Last spring, the City Council passed a bill requiring the district to recognize same-sex marriages from other jurisdictions. Despite opposition from city residents and many clergy, the council passed the measure without input from residents.

The council is expected to vote by the end of the year on whether to allow gay marriages to be performed in the district. The measure also would have to be approved by Congress, which has 30 days to review City Council legislation before it becomes law.

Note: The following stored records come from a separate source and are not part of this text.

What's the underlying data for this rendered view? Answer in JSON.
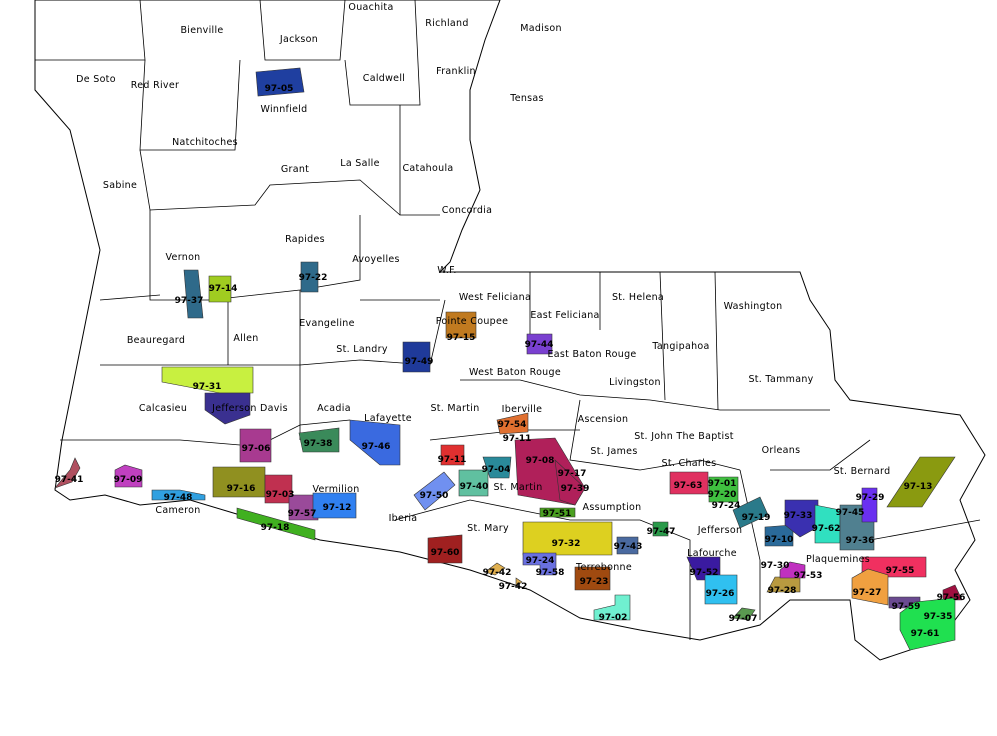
{
  "map": {
    "parishes": [
      "Ouachita",
      "Bienville",
      "Jackson",
      "Richland",
      "Madison",
      "Caldwell",
      "Franklin",
      "De Soto",
      "Red River",
      "Winnfield",
      "Tensas",
      "Natchitoches",
      "La Salle",
      "Catahoula",
      "Grant",
      "Sabine",
      "Concordia",
      "Rapides",
      "Vernon",
      "Avoyelles",
      "W.F.",
      "West Feliciana",
      "East Feliciana",
      "St. Helena",
      "Washington",
      "Pointe Coupee",
      "Evangeline",
      "Beauregard",
      "Allen",
      "Tangipahoa",
      "East Baton Rouge",
      "St. Landry",
      "West Baton Rouge",
      "Livingston",
      "St. Tammany",
      "Calcasieu",
      "Jefferson Davis",
      "Acadia",
      "Lafayette",
      "St. Martin",
      "Iberville",
      "Ascension",
      "St. John The Baptist",
      "St. James",
      "Orleans",
      "St. Charles",
      "St. Bernard",
      "St. Martin",
      "Assumption",
      "Vermilion",
      "Cameron",
      "Iberia",
      "Jefferson",
      "St. Mary",
      "Lafourche",
      "Terrebonne",
      "Plaquemines"
    ],
    "projects": [
      {
        "label": "97-05",
        "color": "#1f3fa0"
      },
      {
        "label": "97-14",
        "color": "#a0cc20"
      },
      {
        "label": "97-37",
        "color": "#2f6a8a"
      },
      {
        "label": "97-22",
        "color": "#2f6a8a"
      },
      {
        "label": "97-15",
        "color": "#c07a20"
      },
      {
        "label": "97-44",
        "color": "#7a40d0"
      },
      {
        "label": "97-49",
        "color": "#1f3a9a"
      },
      {
        "label": "97-31",
        "color": "#c8f040"
      },
      {
        "label": "",
        "color": "#3a3090"
      },
      {
        "label": "97-06",
        "color": "#a83a90"
      },
      {
        "label": "97-38",
        "color": "#3a8a5a"
      },
      {
        "label": "97-46",
        "color": "#3a6ae0"
      },
      {
        "label": "97-54",
        "color": "#e07030"
      },
      {
        "label": "97-11",
        "color": "#e03030"
      },
      {
        "label": "97-04",
        "color": "#2a8a9a"
      },
      {
        "label": "97-40",
        "color": "#60c0a0"
      },
      {
        "label": "97-50",
        "color": "#7090f0"
      },
      {
        "label": "97-08",
        "color": "#b0205a"
      },
      {
        "label": "97-17",
        "color": "#b0205a"
      },
      {
        "label": "97-51",
        "color": "#4aa020"
      },
      {
        "label": "97-32",
        "color": "#ddd020"
      },
      {
        "label": "97-43",
        "color": "#4a6aa0"
      },
      {
        "label": "97-58",
        "color": "#6a70e0"
      },
      {
        "label": "97-60",
        "color": "#a02020"
      },
      {
        "label": "97-42",
        "color": "#e0b050"
      },
      {
        "label": "97-42",
        "color": "#e0b050"
      },
      {
        "label": "97-23",
        "color": "#a04a10"
      },
      {
        "label": "97-02",
        "color": "#70f0d0"
      },
      {
        "label": "97-47",
        "color": "#2a9a4a"
      },
      {
        "label": "97-63",
        "color": "#e03060"
      },
      {
        "label": "97-20",
        "color": "#40c040"
      },
      {
        "label": "97-19",
        "color": "#2a7a8a"
      },
      {
        "label": "97-10",
        "color": "#2a6a9a"
      },
      {
        "label": "97-33",
        "color": "#3a30b0"
      },
      {
        "label": "97-62",
        "color": "#30e0c0"
      },
      {
        "label": "97-36",
        "color": "#508090"
      },
      {
        "label": "97-29",
        "color": "#6a30f0"
      },
      {
        "label": "97-13",
        "color": "#8a9a10"
      },
      {
        "label": "97-52",
        "color": "#3a1aa0"
      },
      {
        "label": "97-26",
        "color": "#30c0f0"
      },
      {
        "label": "97-07",
        "color": "#5a9a50"
      },
      {
        "label": "97-28",
        "color": "#b89a40"
      },
      {
        "label": "97-53",
        "color": "#c030c0"
      },
      {
        "label": "97-55",
        "color": "#f03060"
      },
      {
        "label": "97-27",
        "color": "#f0a040"
      },
      {
        "label": "97-59",
        "color": "#6a4a90"
      },
      {
        "label": "97-56",
        "color": "#a01040"
      },
      {
        "label": "97-35",
        "color": "#20e050"
      },
      {
        "label": "97-41",
        "color": "#b05060"
      },
      {
        "label": "97-09",
        "color": "#c040c0"
      },
      {
        "label": "97-48",
        "color": "#30a0e0"
      },
      {
        "label": "97-16",
        "color": "#909020"
      },
      {
        "label": "97-03",
        "color": "#c03050"
      },
      {
        "label": "97-57",
        "color": "#9a4a9a"
      },
      {
        "label": "97-12",
        "color": "#3080f0"
      },
      {
        "label": "97-18",
        "color": "#40b020"
      }
    ],
    "extra_labels": [
      "97-11",
      "97-39",
      "97-01",
      "97-24",
      "97-30",
      "97-45",
      "97-61",
      "97-24"
    ]
  }
}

If gay marriage becomes legal in the district without "expanded protection for religious conscience," the Washington Archdiocese said in its testimony that organizations which oppose same-sex unions for religious reasons but serve the community could be denied access to government contracts and access to government facilities.

In addition, it said, doctors, social workers and child-care workers opposed to gay marriage could have their licenses revoked, employers could be sued for not providing same-sex benefits to employees, and religious colleges could have their accreditation revoked.

Ed Orzechowski, president and CEO of Catholic Charities of the Washington Archdiocese, said in a statement that if the bill becomes law the work of his agency will be in jeopardy.

"Every year, Catholic Charities provides shelter, food, counseling, medical and legal assistance, and more to 68,000 people in the District of Columbia regardless of their faith," he said.

"If the council passes this bill as written," he said, "these programs are at risk along with nearly 100 different parish social ministry programs, all of the other ministries operated by the Catholic Church, and even meeting space for groups such as Alcoholics Anonymous, Scouts and neighborhood organizations who partner with churches."